You can use “HeaderNames” to specify known HTTP headers.
- WithExposedHeaders: Specifies a list of headers that can be exposed/shown to the calling script. By default, browsers will filter out all non-CORS-safelisted headers from the responses. Effect; Access-Control-Expose-Headers header gets added to CORS responses. Usage; policy.WithExposedHeaders(“X-MyCustomHeader”, “X-MyOtherCustomHeader”)
3.4. Allowing/Disallowing Credentialed Requests
- AllowCredentials: Specifies whether credentialed requests are allowed. Effect; Access-Control-Allow-Credentials: true header gets added to CORS responses. Usage; policy.AllowCredentials()
- DisallowCredentials: Sets the policy to not accept credentialed requests. Effect; Access-Control-Allow-Credentials: false header gets added to CORS responses. Usage; policy.DisallowCredentials()
3.5. Setting Preflight Cache Duration
-
SetPreflightMaxAge: Specifies the duration for which the preflight response can be cached. Effect; Access-Control-Max-Age header gets added to CORS responses, where 55 is an example amount. Usage; policy.SetPreflightMaxAge(TimeSpan.FromSeconds(55))
If you called AllowCredentials, you can’t also call AllowAnyOrigin, AllowAnyMethod, or AllowAllHeaders on the same policy because CORS spec prohibits any wildcards in credentialed requests.
4. Offloading CORS to IIS
Just as you can hand off tasks like HSTS and HTTPS redirection to IIS, you can hand off CORS policy management to the web server.
When CORS lives on IIS, you can change CORS settings without versioning the app. (You get the same flexibility in-app by reading CORS settings from appsettings.json.)

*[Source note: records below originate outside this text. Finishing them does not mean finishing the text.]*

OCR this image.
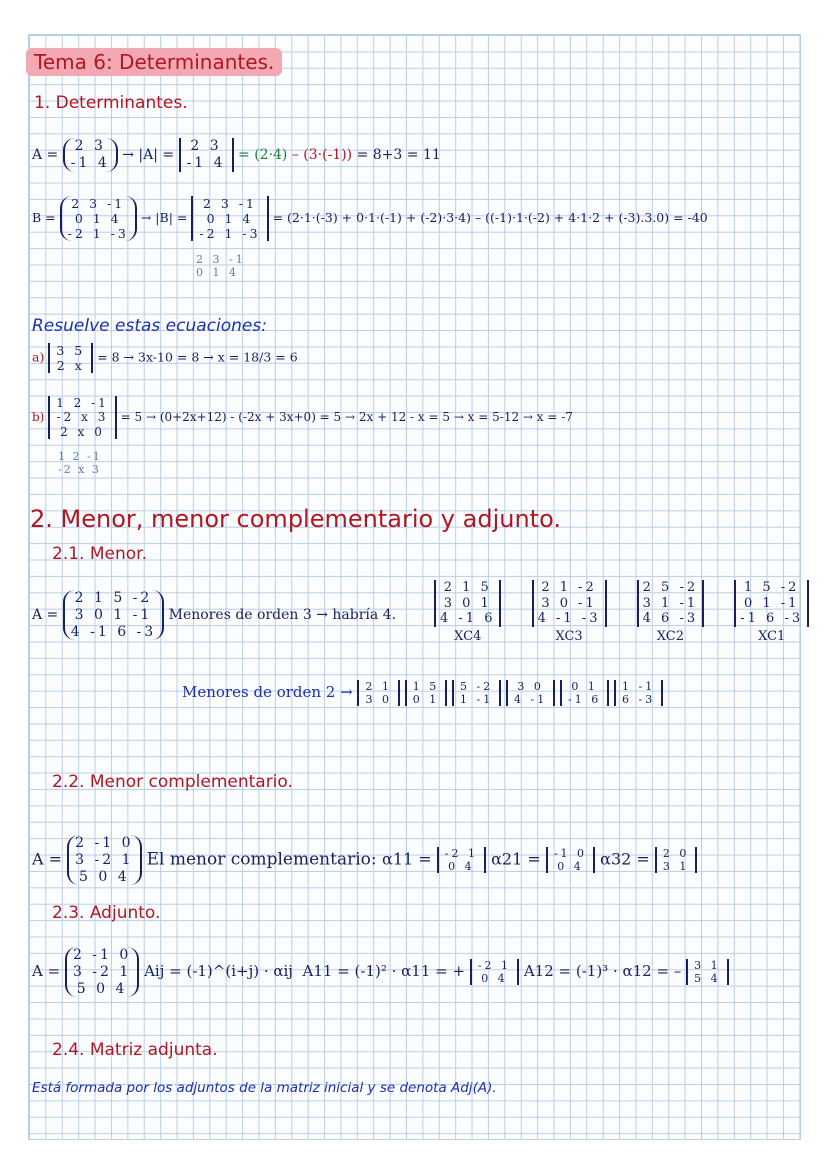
Tema 6: Determinantes.
1. Determinantes.
A =
2 3
-1 4 → |A| =
2 3
-1 4 = (2·4) – (3·(-1)) = 8+3 = 11
B =
2 3 -1
0 1 4
-2 1 -3
→ |B| =
2 3 -1
0 1 4
-2 1 -3
= (2·1·(-3) + 0·1·(-1) + (-2)·3·4) – ((-1)·1·(-2) + 4·1·2 + (-3).3.0) = -40
2 3 -1
0 1 4
Resuelve estas ecuaciones:
a) 3 5
2 x
= 8 → 3x-10 = 8 → x = 18/3 = 6
b)
1 2 -1
-2 x 3
2 x 0
= 5 → (0+2x+12) - (-2x + 3x+0) = 5 → 2x + 12 - x = 5 → x = 5-12 → x = -7
1 2 -1
-2 x 3
2. Menor, menor complementario y adjunto.
2.1. Menor.
A =
2 1 5 -2
3 0 1 -1
4 -1 6 -3
Menores de orden 3 → habría 4.
2 1 5
3 0 1
4 -1 6
XC4

2 1 -2
3 0 -1
4 -1 -3
XC3

2 5 -2
3 1 -1
4 6 -3
XC2

1 5 -2
0 1 -1
-1 6 -3
XC1
Menores de orden 2 → 2 1
3 0

1 5
0 1

5 -2
1 -1

3 0
4 -1

0 1
-1 6

1 -1
6 -3
2.2. Menor complementario.
A =
2 -1 0
3 -2 1
5 0 4
El menor complementario: α11 = -2 1
0 4 α21 = -1 0
0 4 α32 = 2 0
3 1
2.3. Adjunto.
A =
2 -1 0
3 -2 1
5 0 4
Aij = (-1)^(i+j) · αij A11 = (-1)² · α11 = + -2 1
0 4 A12 = (-1)³ · α12 = – 3 1
5 4
2.4. Matriz adjunta.
Está formada por los adjuntos de la matriz inicial y se denota Adj(A).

If the server doesn’t allow anonymous access, Windows Authentication has to run before CORS — and the IIS CORS module makes that ordering possible.
The catch: you won’t be able to run your project locally that way. So even if you offload CORS to IIS in production, you’ll still need to register CORS services and middleware conditionally in code, gated on the current environment.